The focal point of the exhibition is a re-creation of Bogle L’Ouverture, Eric and Jessica Huntley’s bookshop and publishing company. Renamed The Walter Rodney Bookshop in 1981, it was one of the first Black-owned independent publishers in Britain and created space for those marginalised and mis-represented in society to come together with a collective voice.
From it’s opening in 1968, the premises was subject to a number of racially motivated attacks during its lifetime in London’s South Ealing, including a series of break-ins, vandalism and theft. These are documented in a collection of photographs and letters displayed in the exhibition and give further insight into the realities of the struggle for Black liberation both in Britain and abroad during the 1960s-70s.
For me the most striking pieces in the gallery are three art works all made in 1983. Tam Joseph’s UK School Report is a commentary on the perceptions of young, Black male hairstyles and how these are used to form character-judgements and stereotypes in schools that are almost certainly still in use today.
Keith Piper’s (You Are Now Entering) Mau Mau Country is a huge hessian and canvas work (hanging 246.5cm x 192cm) that encapsulates the colonial fear of entering into ‘unknown’ lands, the second face only appearing in the acrylic upon second or third glance. Piper addresses the power of these figures as something that belongs to them, as opposed to a notion that has been placed on them by outside forces. They were powerful before they were tested.

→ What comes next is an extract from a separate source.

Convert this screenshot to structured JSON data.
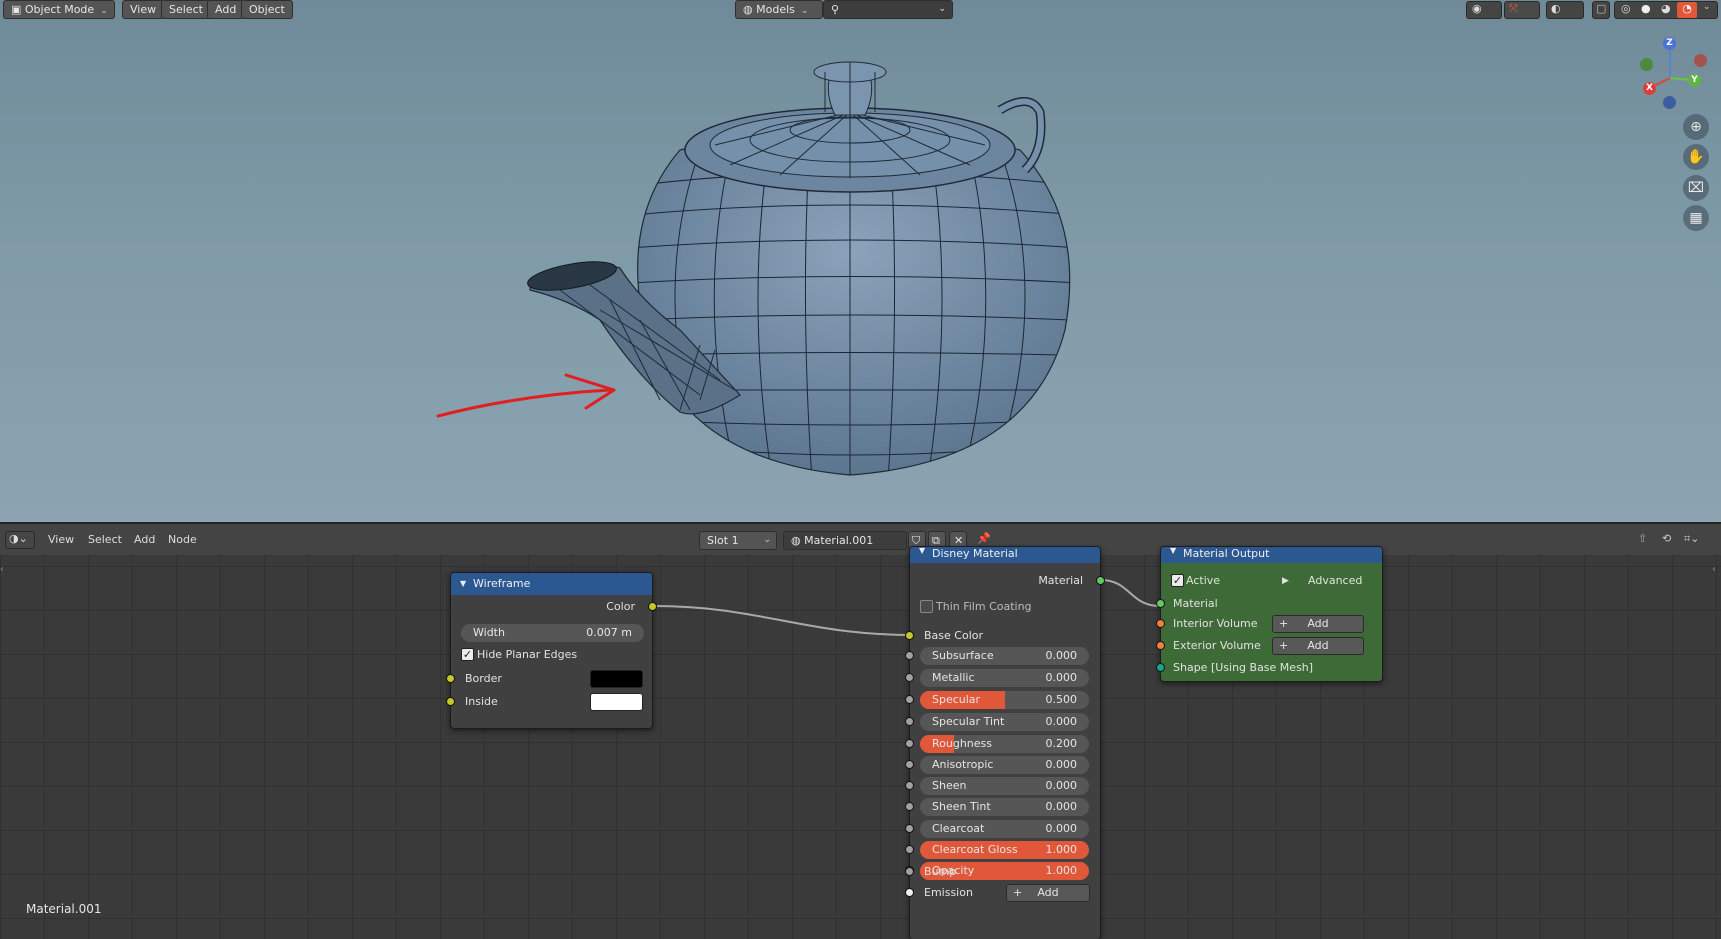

Finally, Eddie Chambers’ piece How Much Longer You Bastards uses newspaper clippings, photographs and other media to illustrate the inhumanity of the apartheid system. Using the logo of Barclays Bank alongside the infamous photograph from the Soweto Uprising of two parents carrying their young daughter, killed on her way to school criticises corporation’s involvement in such a brutal system.
The exhibition celebrates the contributions of Black British artists to our cultural landscape here in the UK. Documenting the struggle for recognition and equality in 1960s Britain and beyond, the collection works to recreate the Bogle L’Ouverture – a space where academics, writers and artists came together to share knowledge and cultural experience as an advocate for equal rights and social cohesion.

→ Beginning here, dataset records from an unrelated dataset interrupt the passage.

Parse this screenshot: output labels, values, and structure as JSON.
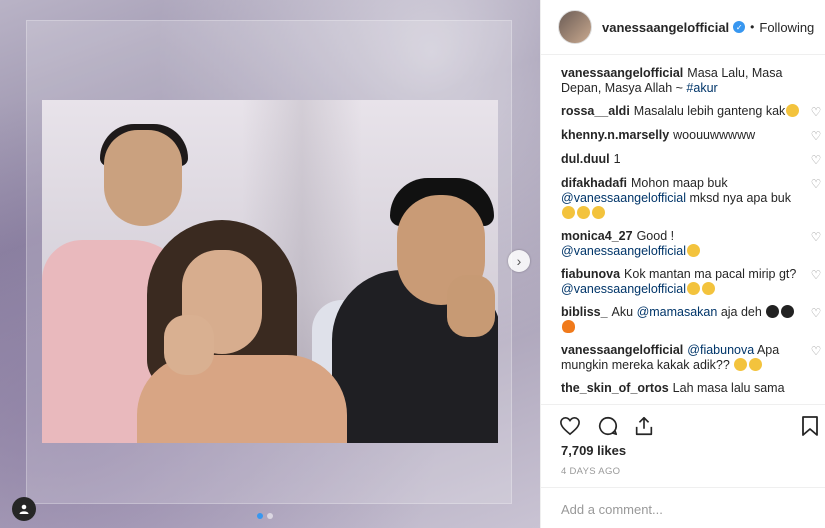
{
  "post": {
    "username": "vanessaangelofficial",
    "separator": "•",
    "follow_status": "Following",
    "likes": "7,709 likes",
    "date": "4 DAYS AGO",
    "comment_placeholder": "Add a comment..."
  },
  "comments": [
    {
      "user": "vanessaangelofficial",
      "text": "Masa Lalu, Masa Depan, Masya Allah ~ ",
      "mention": "#akur",
      "after": "",
      "emojis": [],
      "heart": false
    },
    {
      "user": "rossa__aldi",
      "text": "Masalalu lebih ganteng kak",
      "mention": "",
      "after": "",
      "emojis": [
        "laugh"
      ],
      "heart": true
    },
    {
      "user": "khenny.n.marselly",
      "text": "woouuwwwww",
      "mention": "",
      "after": "",
      "emojis": [],
      "heart": true
    },
    {
      "user": "dul.duul",
      "text": "1",
      "mention": "",
      "after": "",
      "emojis": [],
      "heart": true
    },
    {
      "user": "difakhadafi",
      "text": "Mohon maap buk ",
      "mention": "@vanessaangelofficial",
      "after": " mksd nya apa buk ",
      "emojis": [
        "laugh",
        "laugh",
        "laugh"
      ],
      "heart": true
    },
    {
      "user": "monica4_27",
      "text": "Good ! ",
      "mention": "@vanessaangelofficial",
      "after": "",
      "emojis": [
        "smile"
      ],
      "heart": true
    },
    {
      "user": "fiabunova",
      "text": "Kok mantan ma pacal mirip gt? ",
      "mention": "@vanessaangelofficial",
      "after": "",
      "emojis": [
        "laugh",
        "laugh"
      ],
      "heart": true
    },
    {
      "user": "bibliss_",
      "text": "Aku ",
      "mention": "@mamasakan",
      "after": " aja deh ",
      "emojis": [
        "eyes",
        "eyes",
        "fire"
      ],
      "heart": true
    },
    {
      "user": "vanessaangelofficial",
      "text": "",
      "mention": "@fiabunova",
      "after": " Apa mungkin mereka kakak adik?? ",
      "emojis": [
        "scream",
        "scream"
      ],
      "heart": true
    },
    {
      "user": "the_skin_of_ortos",
      "text": "Lah masa lalu sama",
      "mention": "",
      "after": "",
      "emojis": [],
      "heart": false
    }
  ],
  "icons": {
    "next": "chevron-right-icon",
    "tag": "user-tag-icon",
    "like": "heart-icon",
    "comment": "comment-icon",
    "share": "share-icon",
    "save": "bookmark-icon",
    "verified": "verified-badge-icon"
  },
  "colors": {
    "accent": "#3897f0",
    "mention": "#003569"
  }
}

At the same time as this celebration of Black art and literature at the Guildhall Art Gallery, Goldsmiths University of London has recently announced a new MA programme in Black British Writing running from September 2016. The course addresses black writing ‘as a continuum…it’s heritage in British culture is considered along a trajectory marked by historical presences as connecting with migratory, indigenous and global perspectives’. The course is the first of it’s kind in the UK that looks specifically at Black British writing and the contributions such writers have made to our literary canon.

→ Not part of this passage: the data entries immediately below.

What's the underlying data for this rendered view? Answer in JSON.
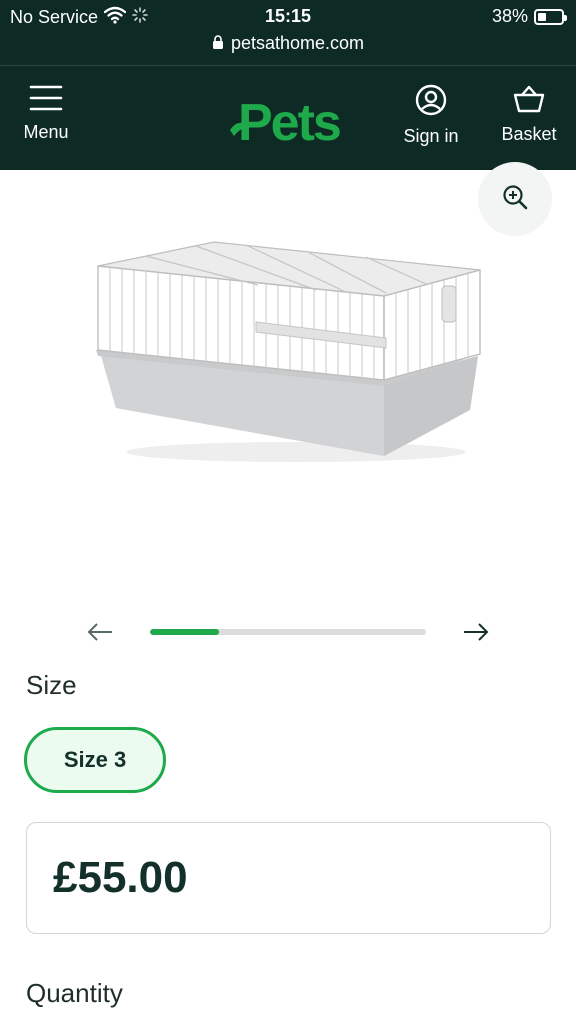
{
  "status_bar": {
    "carrier": "No Service",
    "time": "15:15",
    "battery": "38%",
    "battery_level": 0.38
  },
  "browser": {
    "url": "petsathome.com"
  },
  "header": {
    "menu_label": "Menu",
    "logo_text": "Pets",
    "signin_label": "Sign in",
    "basket_label": "Basket"
  },
  "gallery": {
    "progress": 0.25,
    "icons": [
      "zoom-in-icon",
      "arrow-left-icon",
      "arrow-right-icon"
    ]
  },
  "product": {
    "size_label": "Size",
    "selected_size": "Size 3",
    "price": "£55.00",
    "quantity_label": "Quantity"
  },
  "colors": {
    "header_bg": "#0d2a24",
    "brand_green": "#1ea94a",
    "chip_bg": "#ecfbf0"
  }
}
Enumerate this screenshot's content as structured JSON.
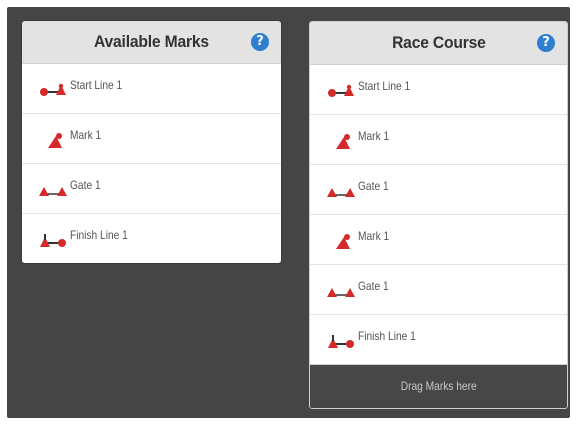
{
  "available_panel": {
    "title": "Available Marks",
    "help_glyph": "?",
    "items": [
      {
        "label": "Start Line 1",
        "icon": "start-line-icon"
      },
      {
        "label": "Mark 1",
        "icon": "mark-icon"
      },
      {
        "label": "Gate 1",
        "icon": "gate-icon"
      },
      {
        "label": "Finish Line 1",
        "icon": "finish-line-icon"
      }
    ]
  },
  "course_panel": {
    "title": "Race Course",
    "help_glyph": "?",
    "items": [
      {
        "label": "Start Line 1",
        "icon": "start-line-icon"
      },
      {
        "label": "Mark 1",
        "icon": "mark-icon"
      },
      {
        "label": "Gate 1",
        "icon": "gate-icon"
      },
      {
        "label": "Mark 1",
        "icon": "mark-icon"
      },
      {
        "label": "Gate 1",
        "icon": "gate-icon"
      },
      {
        "label": "Finish Line 1",
        "icon": "finish-line-icon"
      }
    ],
    "drop_hint": "Drag Marks here"
  },
  "colors": {
    "mark_red": "#d42a2a",
    "help_blue": "#2f7fd0",
    "frame_bg": "#454545"
  }
}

No Colour Bar and the MA Black British Writing both indicate an exciting development for the recognition of black cultural history within Britain. You may not be looking to take an MA, but the exhibition is definitely a no-brainer!
Click here for more info: Introducing the MA Black British Writing – “It’s a story that hasn’t really been told”
No Colour Bar: Black British Art in Action 1960-1990 runs from July 10 2015 – January 24 2016 at the Guildhall Art Gallery. Admission Free.